Load the `IntroStat_demo.csv` file in the data directory (use `pandas` or `astropy` or whatever you like).

Estimate the sample mean and variance of the suspiciously named `mag.outlier` column.

Make a Q-Q plot (I suggest statsmodels.graphics.gofplots.qqplot) of the `mag.outlier` column and over plot a line with `Y = Mean + Sigma*X` on it. 

Calculate the values of the first and third quartiles, and use some linear algebra to figure out the equation of a line passing through them (google line 2 point form if you need a refresher on the linear algebra)

Overplot that line passing through the data.

Now try the same thing with `mag.het`. Describe what you found?

What happens if you rescale the data? Subtract of the sample mean of `mag.het` and divide by `mag.het.error`. Now repeat the Q-Q plot with this quantity. 

Describe what's going on.

# Problem 3

The demo data set for this part is the Wesenheit index of the OGLE-III fundamental-mode and first overtone classical Cepheids. 

These stars are awesome because you can use them to measure distances. Here's a nice [youtube video](https://www.youtube.com/watch?v=iyisAjHdhas) on these stars.

You'll try to estimate their period-luminosity relationship. 

The Wesenheit index is defined as `W = I - 1.55(V - I)`, and its main advantage over using simply the I or V photometry is that it is insensitive to extinction. It is denoted by 'W' among the data columns. 

Other columns are 'name', the identifier of the star; 'RA0' (in decimal hours) and 'Decl0' (in decimal degrees), celestial coordinates; 'Mode', the mode of the Cepheid ('F' indicates fundamental-mode, '1' indicates first overtone star); 'Cloud', indicating which Magellanic Cloud the star belongs to; 'logP1', the base-10 logarithm of the period in days; 'VI', the colour V-I.
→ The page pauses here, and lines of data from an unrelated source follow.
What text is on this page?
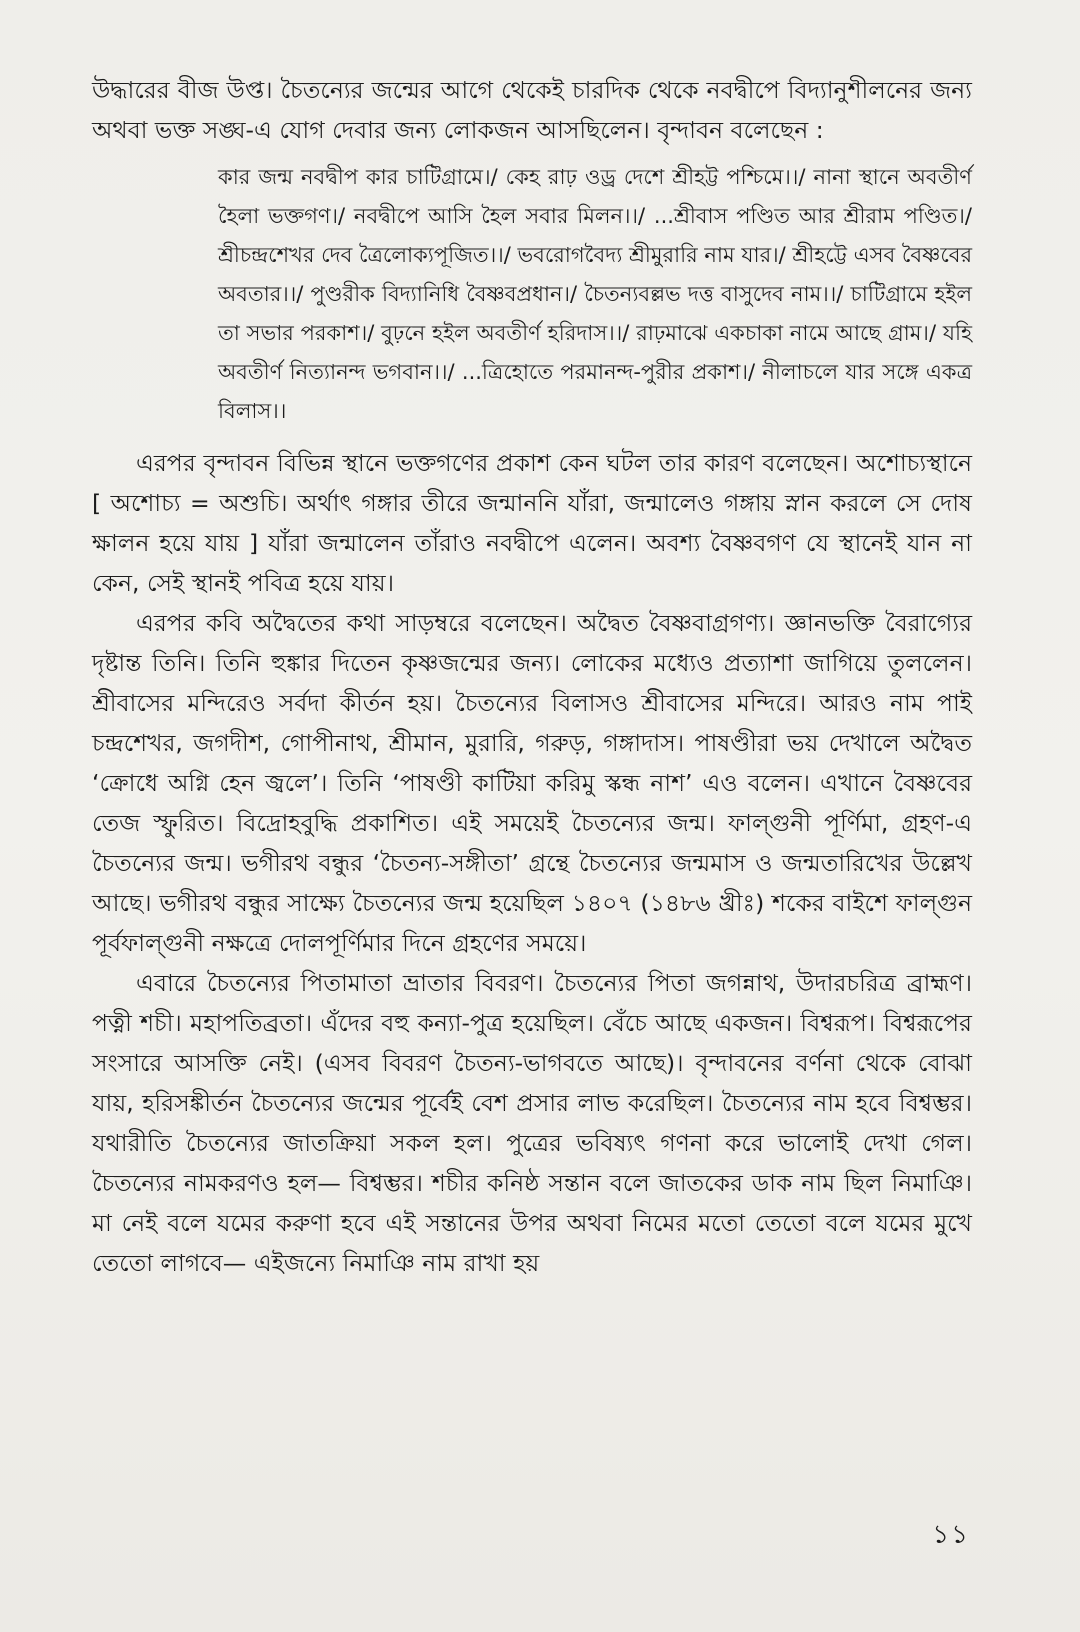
উদ্ধারের বীজ উপ্ত। চৈতন্যের জন্মের আগে থেকেই চারদিক থেকে নবদ্বীপে বিদ্যানুশীলনের জন্য অথবা ভক্ত সঙ্ঘ-এ যোগ দেবার জন্য লোকজন আসছিলেন। বৃন্দাবন বলেছেন :

কার জন্ম নবদ্বীপ কার চাটিগ্রামে।/ কেহ রাঢ় ওড্র দেশে শ্রীহট্ট পশ্চিমে।।/ নানা স্থানে অবতীর্ণ হৈলা ভক্তগণ।/ নবদ্বীপে আসি হৈল সবার মিলন।।/ ...শ্রীবাস পণ্ডিত আর শ্রীরাম পণ্ডিত।/ শ্রীচন্দ্রশেখর দেব ত্রৈলোক্যপূজিত।।/ ভবরোগবৈদ্য শ্রীমুরারি নাম যার।/ শ্রীহট্টে এসব বৈষ্ণবের অবতার।।/ পুণ্ডরীক বিদ্যানিধি বৈষ্ণবপ্রধান।/ চৈতন্যবল্লভ দত্ত বাসুদেব নাম।।/ চাটিগ্রামে হইল তা সভার পরকাশ।/ বুঢ়নে হইল অবতীর্ণ হরিদাস।।/ রাঢ়মাঝে একচাকা নামে আছে গ্রাম।/ যহি অবতীর্ণ নিত্যানন্দ ভগবান।।/ ...ত্রিহোতে পরমানন্দ-পুরীর প্রকাশ।/ নীলাচলে যার সঙ্গে একত্র বিলাস।।

এরপর বৃন্দাবন বিভিন্ন স্থানে ভক্তগণের প্রকাশ কেন ঘটল তার কারণ বলেছেন। অশোচ্যস্থানে [ অশোচ্য = অশুচি। অর্থাৎ গঙ্গার তীরে জন্মাননি যাঁরা, জন্মালেও গঙ্গায় স্নান করলে সে দোষ ক্ষালন হয়ে যায় ] যাঁরা জন্মালেন তাঁরাও নবদ্বীপে এলেন। অবশ্য বৈষ্ণবগণ যে স্থানেই যান না কেন, সেই স্থানই পবিত্র হয়ে যায়।

এরপর কবি অদ্বৈতের কথা সাড়ম্বরে বলেছেন। অদ্বৈত বৈষ্ণবাগ্রগণ্য। জ্ঞানভক্তি বৈরাগ্যের দৃষ্টান্ত তিনি। তিনি হুঙ্কার দিতেন কৃষ্ণজন্মের জন্য। লোকের মধ্যেও প্রত্যাশা জাগিয়ে তুললেন। শ্রীবাসের মন্দিরেও সর্বদা কীর্তন হয়। চৈতন্যের বিলাসও শ্রীবাসের মন্দিরে। আরও নাম পাই চন্দ্রশেখর, জগদীশ, গোপীনাথ, শ্রীমান, মুরারি, গরুড়, গঙ্গাদাস। পাষণ্ডীরা ভয় দেখালে অদ্বৈত ‘ক্রোধে অগ্নি হেন জ্বলে’। তিনি ‘পাষণ্ডী কাটিয়া করিমু স্কন্ধ নাশ’ এও বলেন। এখানে বৈষ্ণবের তেজ স্ফুরিত। বিদ্রোহবুদ্ধি প্রকাশিত। এই সময়েই চৈতন্যের জন্ম। ফাল্গুনী পূর্ণিমা, গ্রহণ-এ চৈতন্যের জন্ম। ভগীরথ বন্ধুর ‘চৈতন্য-সঙ্গীতা’ গ্রন্থে চৈতন্যের জন্মমাস ও জন্মতারিখের উল্লেখ আছে। ভগীরথ বন্ধুর সাক্ষ্যে চৈতন্যের জন্ম হয়েছিল ১৪০৭ (১৪৮৬ খ্রীঃ) শকের বাইশে ফাল্গুন পূর্বফাল্গুনী নক্ষত্রে দোলপূর্ণিমার দিনে গ্রহণের সময়ে।

এবারে চৈতন্যের পিতামাতা ভ্রাতার বিবরণ। চৈতন্যের পিতা জগন্নাথ, উদারচরিত্র ব্রাহ্মণ। পত্নী শচী। মহাপতিব্রতা। এঁদের বহু কন্যা-পুত্র হয়েছিল। বেঁচে আছে একজন। বিশ্বরূপ। বিশ্বরূপের সংসারে আসক্তি নেই। (এসব বিবরণ চৈতন্য-ভাগবতে আছে)। বৃন্দাবনের বর্ণনা থেকে বোঝা যায়, হরিসঙ্কীর্তন চৈতন্যের জন্মের পূর্বেই বেশ প্রসার লাভ করেছিল। চৈতন্যের নাম হবে বিশ্বম্ভর। যথারীতি চৈতন্যের জাতক্রিয়া সকল হল। পুত্রের ভবিষ্যৎ গণনা করে ভালোই দেখা গেল। চৈতন্যের নামকরণও হল— বিশ্বম্ভর। শচীর কনিষ্ঠ সন্তান বলে জাতকের ডাক নাম ছিল নিমাঞি। মা নেই বলে যমের করুণা হবে এই সন্তানের উপর অথবা নিমের মতো তেতো বলে যমের মুখে তেতো লাগবে— এইজন্যে নিমাঞি নাম রাখা হয়

১১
Split the data into LMC and SMC, and then again by mode F and 1, and plot the `W` on the y-axis vs `log(P1)` on x.
Fit or estimate straight lines to each of the four samples (you can use `statsmodels` `astropy` `scipy` `numpy`....)
(Yes, we've not covered fitting straight lines. That's OK.)

Compute the residuals of each sample to it's respective line. Do these residuals look like a normal distribution? If not, speculate on why (WATCH THE YOUTUBE VIDEO!)

Plot the residuals color coded by if they are positive or negative vs RA and Dec (just like a Hess diagram in Problem 1). What do you see?